Venezuela's supreme court yesterday announced the creation of the venture called Petrosur, ignoring the 1999 Bolivarian constitution's explicit text that only the elected national assembly can approve joint ventures involving energy and other strategic sectors.

State-owned PdV's affiliate CVP will hold a 60pc stake in Petrosur, with 40pc held by a Dutch shell company called Stichting Administratiekantoor Inversiones Petroleras Iberoamericanas (SAIPI).

Stichtings are Dutch entities that make it possible to legally separate ownership and control, so that the identities of the actual owners or beneficiaries can remain hidden from public scrutiny.

Petrosur will develop and operate an upstream extra-heavy crude venture in the Orinoco oil belt's Junin section.

PdV has multiple Orinoco joint ventures with foreign partners, but only four dating back to the late 1990s are fully operating. A handful of the newer projects with partners such as Spain's Repsol are producing token volumes, but most are dormant, mainly because PdV cannot provide its share of investment and existing upgrading and blending capacity in Venezuela is limited.

The announcement of the new Orinoco venture coincides with controversial assertions by senior political figures close to the government that a planned constituent assembly will adopt legal measures to take full control of PdV's joint ventures.
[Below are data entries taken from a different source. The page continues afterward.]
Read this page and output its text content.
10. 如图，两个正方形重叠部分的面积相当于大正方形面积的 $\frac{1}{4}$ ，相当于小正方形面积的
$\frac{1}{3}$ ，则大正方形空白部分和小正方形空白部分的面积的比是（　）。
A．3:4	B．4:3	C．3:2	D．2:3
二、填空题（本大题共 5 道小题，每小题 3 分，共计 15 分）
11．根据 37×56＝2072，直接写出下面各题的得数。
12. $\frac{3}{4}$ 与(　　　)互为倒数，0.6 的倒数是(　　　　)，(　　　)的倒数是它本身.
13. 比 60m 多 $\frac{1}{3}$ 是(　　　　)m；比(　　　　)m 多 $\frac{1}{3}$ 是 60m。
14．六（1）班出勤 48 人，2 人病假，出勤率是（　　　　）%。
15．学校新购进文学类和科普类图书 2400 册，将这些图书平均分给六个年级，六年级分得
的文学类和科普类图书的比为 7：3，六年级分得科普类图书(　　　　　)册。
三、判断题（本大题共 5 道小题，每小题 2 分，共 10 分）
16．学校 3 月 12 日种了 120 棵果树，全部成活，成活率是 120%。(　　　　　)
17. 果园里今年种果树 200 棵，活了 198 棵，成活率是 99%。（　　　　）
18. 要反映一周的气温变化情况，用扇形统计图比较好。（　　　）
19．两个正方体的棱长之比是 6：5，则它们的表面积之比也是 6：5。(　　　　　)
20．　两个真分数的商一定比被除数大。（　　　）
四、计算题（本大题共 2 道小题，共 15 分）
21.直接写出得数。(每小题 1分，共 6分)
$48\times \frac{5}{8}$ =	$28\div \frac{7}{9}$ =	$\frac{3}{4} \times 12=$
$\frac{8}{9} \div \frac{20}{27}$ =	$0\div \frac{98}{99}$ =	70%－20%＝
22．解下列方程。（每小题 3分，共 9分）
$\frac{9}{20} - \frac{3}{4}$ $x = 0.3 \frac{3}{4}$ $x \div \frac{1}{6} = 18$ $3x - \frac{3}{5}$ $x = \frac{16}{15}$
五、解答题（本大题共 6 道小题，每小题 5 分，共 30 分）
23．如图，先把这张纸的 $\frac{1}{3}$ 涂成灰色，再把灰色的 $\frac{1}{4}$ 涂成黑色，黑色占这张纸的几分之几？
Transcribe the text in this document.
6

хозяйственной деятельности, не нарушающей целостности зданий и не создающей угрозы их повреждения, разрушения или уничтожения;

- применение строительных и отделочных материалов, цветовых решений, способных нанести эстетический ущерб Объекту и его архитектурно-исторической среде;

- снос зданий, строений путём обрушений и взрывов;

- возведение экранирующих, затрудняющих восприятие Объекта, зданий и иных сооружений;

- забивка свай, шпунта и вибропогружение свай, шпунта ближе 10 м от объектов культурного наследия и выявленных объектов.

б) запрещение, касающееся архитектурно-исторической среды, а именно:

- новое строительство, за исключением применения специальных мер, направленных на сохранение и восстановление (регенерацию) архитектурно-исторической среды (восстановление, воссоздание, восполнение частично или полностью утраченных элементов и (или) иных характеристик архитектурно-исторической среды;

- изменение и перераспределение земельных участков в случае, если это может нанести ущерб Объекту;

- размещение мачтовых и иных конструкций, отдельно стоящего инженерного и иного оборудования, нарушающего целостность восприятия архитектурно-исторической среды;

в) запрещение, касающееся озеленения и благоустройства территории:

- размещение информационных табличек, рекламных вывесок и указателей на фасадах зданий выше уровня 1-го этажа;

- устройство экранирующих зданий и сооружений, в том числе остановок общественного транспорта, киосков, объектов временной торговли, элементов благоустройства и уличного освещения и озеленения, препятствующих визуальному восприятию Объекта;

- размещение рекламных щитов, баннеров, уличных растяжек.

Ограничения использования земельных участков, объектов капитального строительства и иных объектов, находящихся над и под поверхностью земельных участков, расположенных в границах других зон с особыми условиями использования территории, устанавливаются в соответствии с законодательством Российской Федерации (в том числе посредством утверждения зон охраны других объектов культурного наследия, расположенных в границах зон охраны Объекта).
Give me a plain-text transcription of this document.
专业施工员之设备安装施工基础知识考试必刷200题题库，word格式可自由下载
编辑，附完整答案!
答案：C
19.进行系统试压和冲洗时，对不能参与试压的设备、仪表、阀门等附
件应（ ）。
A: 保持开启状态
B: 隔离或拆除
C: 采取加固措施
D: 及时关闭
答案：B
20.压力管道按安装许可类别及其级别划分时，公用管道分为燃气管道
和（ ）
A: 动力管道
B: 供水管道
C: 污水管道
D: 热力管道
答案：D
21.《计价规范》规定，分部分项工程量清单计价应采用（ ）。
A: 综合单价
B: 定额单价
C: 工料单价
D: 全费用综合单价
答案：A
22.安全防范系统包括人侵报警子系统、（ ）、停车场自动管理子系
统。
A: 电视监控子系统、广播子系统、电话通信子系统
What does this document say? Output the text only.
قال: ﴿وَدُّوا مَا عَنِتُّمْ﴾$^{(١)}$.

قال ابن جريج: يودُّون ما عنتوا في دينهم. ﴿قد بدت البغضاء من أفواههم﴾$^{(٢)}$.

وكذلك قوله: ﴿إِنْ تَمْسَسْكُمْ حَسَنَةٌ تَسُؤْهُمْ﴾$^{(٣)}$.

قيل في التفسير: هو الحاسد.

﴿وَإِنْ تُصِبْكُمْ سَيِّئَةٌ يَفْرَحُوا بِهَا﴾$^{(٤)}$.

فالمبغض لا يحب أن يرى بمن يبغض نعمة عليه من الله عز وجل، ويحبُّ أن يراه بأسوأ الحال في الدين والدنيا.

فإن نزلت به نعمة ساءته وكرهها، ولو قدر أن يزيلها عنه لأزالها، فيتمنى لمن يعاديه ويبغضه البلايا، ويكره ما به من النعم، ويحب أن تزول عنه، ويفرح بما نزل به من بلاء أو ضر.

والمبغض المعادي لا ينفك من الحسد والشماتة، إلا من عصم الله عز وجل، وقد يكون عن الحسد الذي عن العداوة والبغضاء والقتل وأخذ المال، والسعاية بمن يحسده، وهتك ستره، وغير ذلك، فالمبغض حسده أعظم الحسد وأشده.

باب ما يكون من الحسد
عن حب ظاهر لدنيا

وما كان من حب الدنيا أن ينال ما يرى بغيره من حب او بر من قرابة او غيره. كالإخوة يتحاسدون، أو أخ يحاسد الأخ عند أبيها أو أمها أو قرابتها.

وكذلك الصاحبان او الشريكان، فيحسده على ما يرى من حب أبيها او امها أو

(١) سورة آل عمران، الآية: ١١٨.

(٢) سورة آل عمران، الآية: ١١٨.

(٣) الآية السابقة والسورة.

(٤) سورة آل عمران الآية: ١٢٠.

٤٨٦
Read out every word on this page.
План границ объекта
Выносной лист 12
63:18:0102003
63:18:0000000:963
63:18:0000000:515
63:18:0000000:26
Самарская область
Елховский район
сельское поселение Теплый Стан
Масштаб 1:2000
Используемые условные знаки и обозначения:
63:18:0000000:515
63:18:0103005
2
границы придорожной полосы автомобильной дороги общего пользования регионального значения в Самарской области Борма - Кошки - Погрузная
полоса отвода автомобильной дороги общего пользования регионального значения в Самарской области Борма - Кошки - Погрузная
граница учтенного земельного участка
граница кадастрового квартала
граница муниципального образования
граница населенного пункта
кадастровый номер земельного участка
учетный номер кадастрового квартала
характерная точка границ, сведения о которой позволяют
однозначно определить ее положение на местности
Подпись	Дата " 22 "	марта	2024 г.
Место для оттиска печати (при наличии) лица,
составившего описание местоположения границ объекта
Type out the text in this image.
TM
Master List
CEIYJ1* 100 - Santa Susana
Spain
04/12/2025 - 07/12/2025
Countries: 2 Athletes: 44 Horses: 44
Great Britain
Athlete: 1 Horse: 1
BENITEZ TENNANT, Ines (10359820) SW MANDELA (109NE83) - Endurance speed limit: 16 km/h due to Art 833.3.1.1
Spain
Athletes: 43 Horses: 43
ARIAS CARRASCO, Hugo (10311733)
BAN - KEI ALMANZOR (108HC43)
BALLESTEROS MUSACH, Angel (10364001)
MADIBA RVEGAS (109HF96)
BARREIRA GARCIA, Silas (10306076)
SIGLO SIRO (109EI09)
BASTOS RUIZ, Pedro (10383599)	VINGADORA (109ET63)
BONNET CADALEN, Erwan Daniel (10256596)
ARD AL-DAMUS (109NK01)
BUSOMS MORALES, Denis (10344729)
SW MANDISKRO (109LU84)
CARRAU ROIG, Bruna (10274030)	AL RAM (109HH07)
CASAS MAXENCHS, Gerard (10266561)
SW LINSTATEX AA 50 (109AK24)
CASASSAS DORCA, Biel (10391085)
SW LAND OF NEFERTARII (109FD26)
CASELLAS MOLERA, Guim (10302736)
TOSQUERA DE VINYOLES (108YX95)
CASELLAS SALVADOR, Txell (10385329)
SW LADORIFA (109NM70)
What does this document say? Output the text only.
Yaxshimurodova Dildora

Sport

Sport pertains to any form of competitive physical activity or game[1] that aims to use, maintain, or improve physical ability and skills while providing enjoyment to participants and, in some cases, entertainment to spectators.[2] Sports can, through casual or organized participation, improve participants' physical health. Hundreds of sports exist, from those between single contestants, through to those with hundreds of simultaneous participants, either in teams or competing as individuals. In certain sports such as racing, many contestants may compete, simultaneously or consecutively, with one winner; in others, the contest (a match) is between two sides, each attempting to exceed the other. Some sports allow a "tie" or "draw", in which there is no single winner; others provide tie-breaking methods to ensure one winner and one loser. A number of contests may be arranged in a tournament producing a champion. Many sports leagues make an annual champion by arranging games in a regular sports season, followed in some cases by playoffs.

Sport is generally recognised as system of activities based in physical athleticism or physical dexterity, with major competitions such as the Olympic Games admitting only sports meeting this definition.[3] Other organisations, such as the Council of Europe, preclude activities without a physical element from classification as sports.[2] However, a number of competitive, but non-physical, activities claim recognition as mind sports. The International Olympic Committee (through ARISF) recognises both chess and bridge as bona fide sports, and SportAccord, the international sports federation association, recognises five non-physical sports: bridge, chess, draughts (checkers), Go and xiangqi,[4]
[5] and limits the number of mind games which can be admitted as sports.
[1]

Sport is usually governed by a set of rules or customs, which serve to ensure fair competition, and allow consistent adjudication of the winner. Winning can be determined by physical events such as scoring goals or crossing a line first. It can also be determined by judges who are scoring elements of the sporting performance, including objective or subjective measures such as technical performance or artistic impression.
PdV pushed back this week, telling its partners in a statement obtained by Argus that its partnerships will be honored and respected.

The birth of Petrosur also comes to light as PdV works to convert a refinery on the nearby Dutch-controlled island of Aruba into a heavy crude upgrader. The facility which is currently mothballed would receive diluted Orinoco crude and process it into an intermediate grade for further processing at PdV subsidiary Citgo's refinery system in the US.

The Venezuelan supreme court's ruling approving the creation of Petrosur was issued by the court's constitutional division which last March stripped the elected and opposition-controlled national assembly of its constitutional powers.

The court announced through its Twitter account last night that it approved the creation of Petrosur because the elected national assembly has been in "constitutional contempt" since July 2016.

SAIPI was registered legally in Holland on 19 April 2017 with an address in The Hague. The company's largest corporate asset appears to be a British Virgin Islands company called Arazen Investments Ltd.